Anyway, that was (cough, sputter) twenty years ago. And now, I’m happy to report that you’re the milk of choice in my house.  You were one of the first to advertise your disassociation with the rBGH growth hormone which, as a mom, won me over immediately. What the heck were these dairy farmers thinking, pumping their cows … and thus our children … with these bulk-inducing, cancer-causing, birth-defect-creating hormones?

Like I said, unless I can’t find your product in the store, Kleinpeter is what I take home in my overpacked, squeaky-wheeled grocery cart every week, sometimes twice a week if it’s a thirsty one. And we’ve never had any problems … until now.

I purchased a gallon of Kleinpeter skim milk on April 25 that listed an expiration date of May 6. We didn’t open it until the previous gallon was finished which was yesterday, April 30, still six days prior to expiration.

And it was the oddest gallon of “milk” I have ever seen.
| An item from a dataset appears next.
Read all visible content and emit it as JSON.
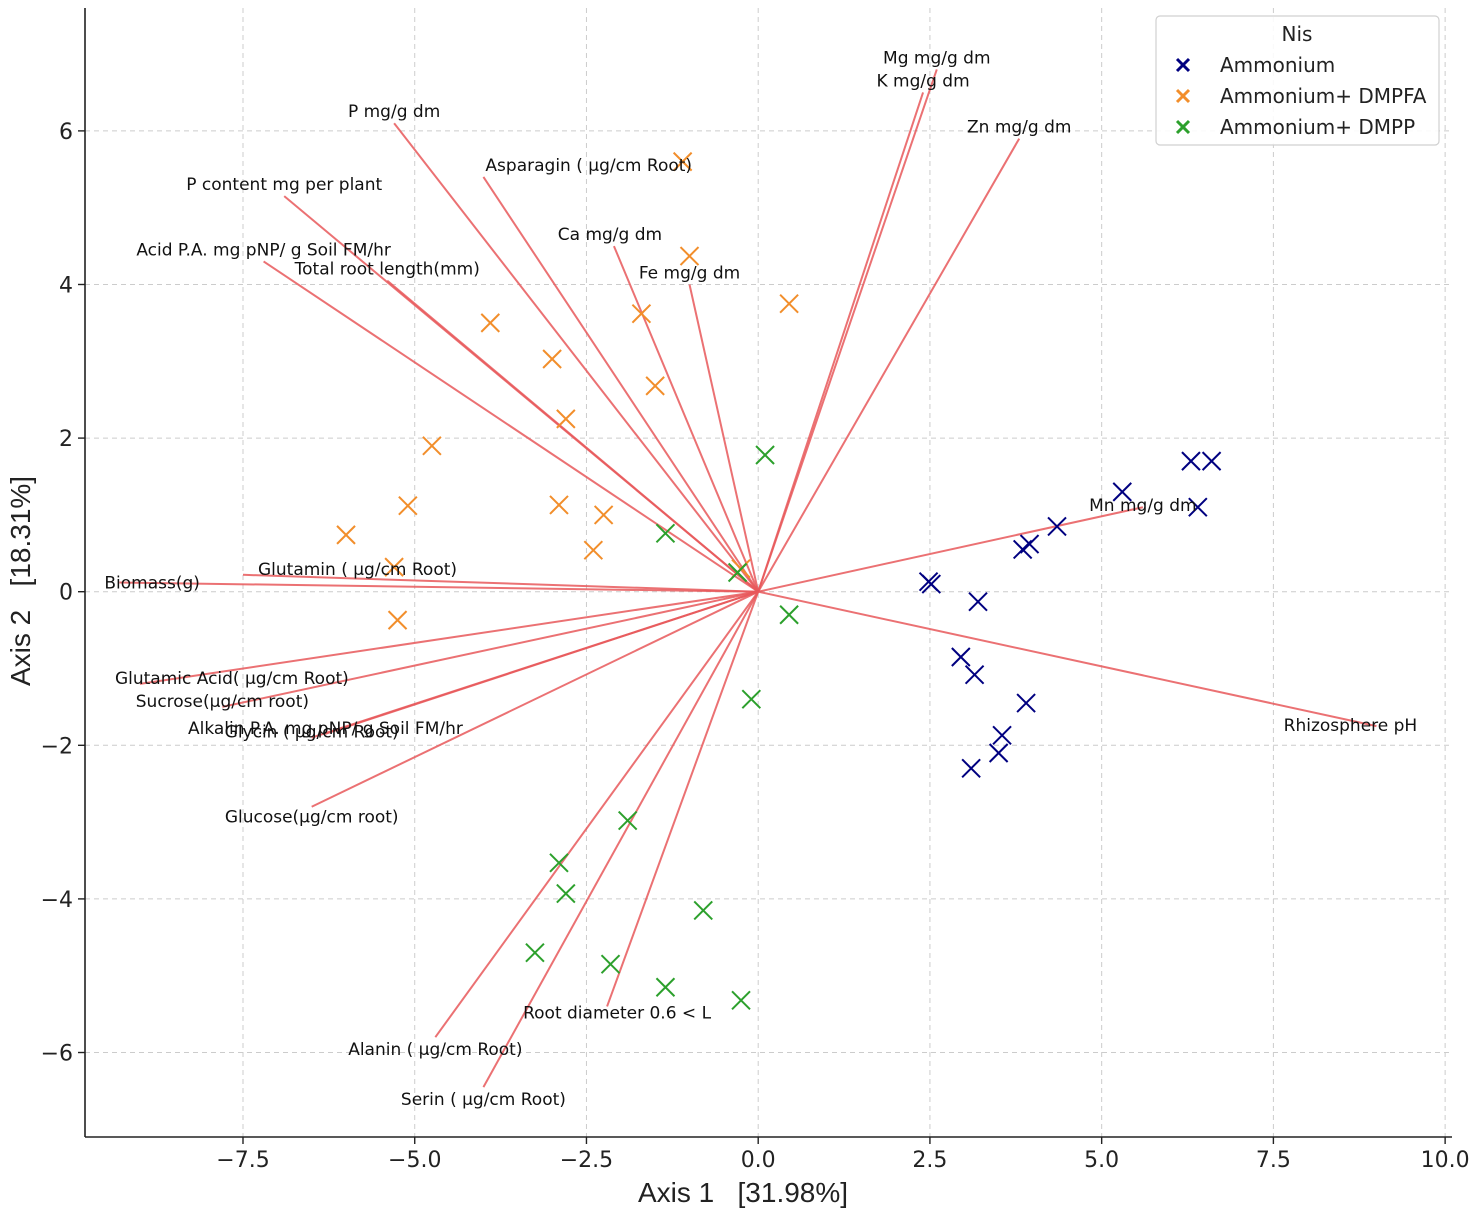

Strangely enough, it didn’t have much of an odor which enabled me to investigate it more thoroughly than I probably should have without becoming ill. The milk was not white but cream-colored and VERY thick. And chunky.  Just pouring it down the drain was harder than digging ditches. I had to get all up in the jug which, as you can imagine, was a bit of a dirty job. (Hey, somebody call Mike Rowe!)

It was like having a gallon of yogurt in the house. And why you would ever need a gallon of yogurt? Maybe if you were running a Greek restaurant. Or fighting off the mother of all yeast infections. (Have I gone too far?) In any event, it was gross. And, while I am not asking for any financial compensation in return for my trouble, I would like to request a response to my letter as I keep a blog on such things and am posting my letter to you. I’d love to share your response.

As you can see, we don’t take ourselves too seriously around here so feel free to answer as candidly as your mood … and your boss … allows.

Thanks again for your time and … Keep On Milkin’!